I liked him a good deal.

 

I
t would be another four days before we heard a word of evidence: it would take four more panels to round out a full complement of jurors and alternates. The judge does nothing to make this delay any easier on those of us picked first. Friday, Monday, Tuesday, Wednesday, we show up, and wait. And wait, still in the hall, as a trickle is added to our number after each long round of selection. For a while there is, among us, a woman reading a book of Camus short stories. Then she stops showing up.

One afternoon (we are seven now who have been sworn in) I walk to the Canal Street subway stop with a fellow juror, picked the second day, Jessica Pollero, who wears elegant knit dresses with bold geometric patterns and carries a large pigskin bag. Is she in her early thirties? A streak of gray in her dark, full hair may be deceptive; but so, too (in the other direction), her flawless complexion. She writes advertising copy for a city agency, but wants to go freelance. We talk about France (she found the people rude), and the location of a restaurant in the Village (is it too close to the scene of the killing for her to go? The judge keeps warning us to stay away from the area, but she has plans). She is very nice, but less exotic, somehow, than I had imagined. Later, she would grow interested in a television show that involved marrying a millionaire.

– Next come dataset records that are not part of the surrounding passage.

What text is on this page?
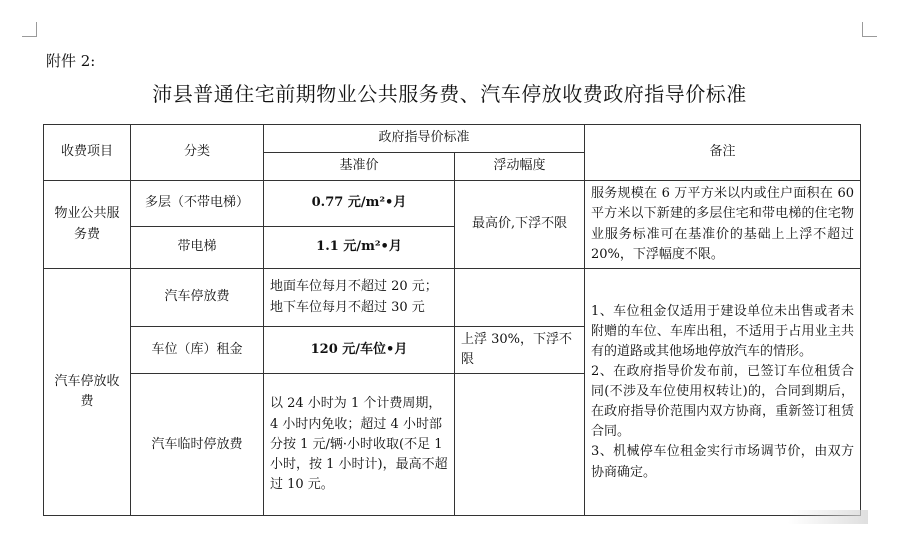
附件 2:
沛县普通住宅前期物业公共服务费、汽车停放收费政府指导价标准
收费项目	分类	政府指导价标准		备注
		基准价	浮动幅度	
物业公共服务费	多层（不带电梯）	0.77 元/m²•月	最高价,下浮不限	服务规模在 6 万平方米以内或住户面积在 60 平方米以下新建的多层住宅和带电梯的住宅物业服务标准可在基准价的基础上上浮不超过 20%，下浮幅度不限。
	带电梯	1.1 元/m²•月		
汽车停放收费	汽车停放费	地面车位每月不超过 20 元；地下车位每月不超过 30 元		1、车位租金仅适用于建设单位未出售或者未附赠的车位、车库出租，不适用于占用业主共有的道路或其他场地停放汽车的情形。
2、在政府指导价发布前，已签订车位租赁合同(不涉及车位使用权转让)的，合同到期后，在政府指导价范围内双方协商，重新签订租赁合同。
3、机械停车位租金实行市场调节价，由双方协商确定。

	车位（库）租金	120 元/车位•月	上浮 30%，下浮不限	
	汽车临时停放费	以 24 小时为 1 个计费周期，4 小时内免收；超过 4 小时部分按 1 元/辆·小时收取(不足 1 小时，按 1 小时计)，最高不超过 10 元。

She sought the opinion of other jurors on this show: Could we believe it?

I do not own a television, and this was to surprise her.

Each day ends the same way: tomorrow we ought to get going. One of us, the quiet guy named Jim Lanes, freaks out on Tuesday and starts yelling at the bailiff after roll call, saying he isn't waiting around anymore, and isn't coming back. At first the officer tries to soothe him, and then, when that has no effect, gets serious, telling him that he is subject to arrest if he leaves.

Lanes is a nice man in his mid-forties, handsome, and dressed in a tastefully quirky way—a chocolate-brown houndstooth shirt and an elegant maroon bow tie with white fletches. We chat going down in the infuriatingly slow elevator. His advertising business is a partnership with his wife, a designer. For all his dashing appearance he is quiet, polite, almost retiring in conversation. In this light his anger earlier seems bizarre, sudden, exaggerated.

Paige Barri wears clogs, and red socks that sparkle; she talks on the phone in the hall a great deal, and seems to be friendly already with Leah Tennent, who is taller, the same twenty-something age, carries a backpack, has a kaffiyeh scarf whorled rakishly at her neck. They go out for coffee, and are always the last to come skidding down the hall when we are asked to assemble in the court. I overhear Paige trying to explain to the bailiff that she has some kind of class on Thursday afternoons.